Telling another person about a memory is like photocopying it. Writing a book of memories and publishing it is like uploading that memory to the iCloud. It lasts forever, up there in that communal space. Whichever way we share, words, like water, pour from us into our listeners — waiting vessels. And just like that, our memory is transferred, multiplied, objectified in the Other.

Nayeri’s story, Everything Sad is Untrue, opens like this: his twelve-year-old self, Daniel, pouring out his patchwork memories to his sixth-grade class. But this is merely the beginning, because the art of narration creates of his patchwork colorful patterns—emerging themes that leap beyond the life of the individual to enjoin the Universals: the question of courage, the nature of origins, the problem of identity, the nature of reality, the question of God, the nature of truth, the significance of fatherhood. Daniel’s story participates in each of these conversations, revealing through his turbulent and bloody memories a meaningful sacrifice that spans the violent disjunctions and sad interruptions of his personal history to form a bridge, a joyful invitation and celebrant welcome to a love and hope that transcends place and time.

Nayeri’s winning narrative voice makes this welcome complete, with its childlike innocence and retrospective, adult wisdom, like in kind to Harper Lee’s young heroine Scout in To Kill a Mockingbird. And this likeness doesn’t stop with voice. Like Scout, Daniel speaks with arresting vulnerability and authenticity, singing the plight of the mockingbird refugee with poignant intonations that evoke an empathy no news brief could ever accomplish. With allusions to Scheherezade, the narrator of 1001 Arabian Nights, Nayeri appeals to his readers, as if to the king, for an empathetic hearing and a merciful reception. But, he suggests, don’t think he’s “sucking up”: “The king was evil and made a bloody massacre of thousands of lives before he got to Scheherezade. It’s a responsibility to be the king. You’ve got my whole life in your hands,” he declares. With this modern homage to the Arabian Nights narrative, Nayeri, a modern Scheherezade and a skillful artist, seeks not only to divert, but also to humanize his reader-kings.

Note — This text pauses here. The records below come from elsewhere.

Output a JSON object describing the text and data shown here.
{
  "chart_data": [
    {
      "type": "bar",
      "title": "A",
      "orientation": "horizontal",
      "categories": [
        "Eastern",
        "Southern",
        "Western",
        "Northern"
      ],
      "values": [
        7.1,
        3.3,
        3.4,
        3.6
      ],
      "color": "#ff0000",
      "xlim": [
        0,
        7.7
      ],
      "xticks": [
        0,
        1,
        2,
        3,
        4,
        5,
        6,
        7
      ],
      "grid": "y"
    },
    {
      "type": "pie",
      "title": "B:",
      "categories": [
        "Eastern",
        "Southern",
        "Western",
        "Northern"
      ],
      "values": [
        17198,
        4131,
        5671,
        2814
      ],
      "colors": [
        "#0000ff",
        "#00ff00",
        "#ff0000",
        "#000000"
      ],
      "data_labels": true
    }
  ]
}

The scope of Nayeri’s apology surpasses the refugee crisis, however, to contextualize what C.S. Lewis termed his trilemma regarding the person of God: Who was this man called Jesus? Was he a liar, a lunatic, or the Lord of the whole earth? Nayeri borrows Lewis’s argument to address his own question: Why would his mother leave a profitable medical practice, a loving marriage and family, wealth, status, and everything familiar to live in poverty and shame as a refugee and outsider in rural Oklahoma? Her refusal to recant the faith that causes her circumstances suggests that she isn’t lying. Maybe she’s crazy? Khosrou says no; she’s the most intelligent and respectable person he’s ever known. What’s left, then? Could it be that she is compelled by the Truth? And if so, what of the resulting sadness in her family? Nayeri’s answers to these Primary Questions leave readers asking another hopeful question: What if everything sad is untrue?